En France, une des rares organisations à maintenir la pression est La Quadrature du Net. En analysant un document de travail qui a fuité sur Internet, La Quadrature a découvert que plusieurs mesures de l’AECG concernant les droits de propriété intellectuelle (DPI) sont un copié-collé de celles de feu l’accord anti-contrefaçon ACTA, rejeté par le Parlement européen en juillet 2012. De son côté, la Commission européenne assure que le document est une ancienne version de l’accord, datant de février 2012. « Comme tant l’UE que le Canada étaient alors engagés dans le processus de ratification d’ACTA, il n’est pas étonnant que certaines dispositions de cette version contenaient des formulations qui se trouvaient aussi dans ACTA », déclare ainsi Karel De Gucht, le commissaire européen au Commerce, dans une réponse écrite au Parlement européen, en août 2012. Il précise par la suite que « le chapitre de l’AECG sur les DPI est en cours de révision pour tenir compte de la position exprimée par le Parlement européen sur ACTA. »

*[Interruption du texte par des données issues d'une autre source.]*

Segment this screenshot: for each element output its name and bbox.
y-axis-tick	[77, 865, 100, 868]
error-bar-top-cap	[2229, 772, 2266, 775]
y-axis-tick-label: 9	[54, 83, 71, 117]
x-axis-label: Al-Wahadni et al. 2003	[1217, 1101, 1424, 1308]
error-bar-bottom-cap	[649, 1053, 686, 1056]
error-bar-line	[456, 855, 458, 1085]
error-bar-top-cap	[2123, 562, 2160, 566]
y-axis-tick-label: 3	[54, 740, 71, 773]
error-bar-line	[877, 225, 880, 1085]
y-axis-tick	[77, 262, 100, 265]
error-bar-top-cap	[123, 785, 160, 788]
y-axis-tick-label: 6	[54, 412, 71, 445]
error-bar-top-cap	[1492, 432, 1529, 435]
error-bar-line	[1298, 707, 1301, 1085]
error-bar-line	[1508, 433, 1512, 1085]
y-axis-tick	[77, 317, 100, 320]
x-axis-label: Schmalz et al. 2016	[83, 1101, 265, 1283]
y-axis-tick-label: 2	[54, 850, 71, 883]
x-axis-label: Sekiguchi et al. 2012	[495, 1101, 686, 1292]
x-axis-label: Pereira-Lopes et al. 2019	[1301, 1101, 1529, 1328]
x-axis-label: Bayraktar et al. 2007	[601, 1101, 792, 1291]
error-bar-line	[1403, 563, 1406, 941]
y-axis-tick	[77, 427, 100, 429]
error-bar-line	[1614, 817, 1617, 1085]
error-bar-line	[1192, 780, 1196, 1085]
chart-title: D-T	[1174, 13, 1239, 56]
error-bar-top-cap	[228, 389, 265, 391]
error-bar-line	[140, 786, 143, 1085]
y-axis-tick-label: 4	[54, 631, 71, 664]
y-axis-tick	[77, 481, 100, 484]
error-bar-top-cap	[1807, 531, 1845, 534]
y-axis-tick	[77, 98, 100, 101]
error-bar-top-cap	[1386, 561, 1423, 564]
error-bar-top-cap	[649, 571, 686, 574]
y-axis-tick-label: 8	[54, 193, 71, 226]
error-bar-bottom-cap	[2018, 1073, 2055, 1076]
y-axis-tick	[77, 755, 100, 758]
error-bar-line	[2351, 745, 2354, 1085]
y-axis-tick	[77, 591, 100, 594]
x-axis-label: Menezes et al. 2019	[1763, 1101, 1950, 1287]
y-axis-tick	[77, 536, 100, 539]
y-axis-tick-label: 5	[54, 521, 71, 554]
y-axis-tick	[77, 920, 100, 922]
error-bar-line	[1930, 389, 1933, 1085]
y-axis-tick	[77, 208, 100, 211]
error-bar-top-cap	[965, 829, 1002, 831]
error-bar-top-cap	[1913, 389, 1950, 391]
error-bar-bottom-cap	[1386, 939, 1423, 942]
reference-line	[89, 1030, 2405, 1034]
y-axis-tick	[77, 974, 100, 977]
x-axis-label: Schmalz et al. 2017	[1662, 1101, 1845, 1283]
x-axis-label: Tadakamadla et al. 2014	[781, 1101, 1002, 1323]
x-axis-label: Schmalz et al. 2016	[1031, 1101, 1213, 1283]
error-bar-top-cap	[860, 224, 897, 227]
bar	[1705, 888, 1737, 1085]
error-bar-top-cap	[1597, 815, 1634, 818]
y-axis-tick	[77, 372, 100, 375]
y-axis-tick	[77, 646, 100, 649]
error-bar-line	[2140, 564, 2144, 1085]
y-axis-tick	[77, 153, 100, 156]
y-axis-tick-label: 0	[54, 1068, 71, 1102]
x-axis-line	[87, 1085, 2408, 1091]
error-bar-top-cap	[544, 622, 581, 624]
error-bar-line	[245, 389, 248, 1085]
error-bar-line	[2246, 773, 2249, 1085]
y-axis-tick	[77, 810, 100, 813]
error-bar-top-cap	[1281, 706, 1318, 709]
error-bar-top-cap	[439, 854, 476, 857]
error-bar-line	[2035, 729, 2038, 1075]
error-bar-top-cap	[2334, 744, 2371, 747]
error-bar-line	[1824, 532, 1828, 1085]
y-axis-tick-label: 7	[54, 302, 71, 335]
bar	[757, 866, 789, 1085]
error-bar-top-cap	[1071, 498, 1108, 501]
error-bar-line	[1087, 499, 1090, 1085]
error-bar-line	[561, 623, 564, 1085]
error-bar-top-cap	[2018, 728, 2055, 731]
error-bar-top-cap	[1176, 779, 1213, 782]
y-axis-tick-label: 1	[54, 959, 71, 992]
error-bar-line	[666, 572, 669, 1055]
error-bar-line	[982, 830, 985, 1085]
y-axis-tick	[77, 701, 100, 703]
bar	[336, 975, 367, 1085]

Mais la Commission peine à faire passer le message que CETA n’est pas ACTA, allant jusqu’à publier en février 2013 une mise au point… tout en justifiant certaines mesures anti-copyright. Les défenseurs des libertés sur Internet ont de quoi être inquiets, car Karel De Gucht est un vigoureux promoteur d’ACTA. En juillet 2012, la veille du vote devant le Parlement, il déclarait : « Ma position, en tant qu’ardent défenseur des droits de l’Homme et des libertés fondamentales, est qu’il n’y a rien à craindre d’ACTA. » En voilà un que l’hypocrisie n’étouffe pas.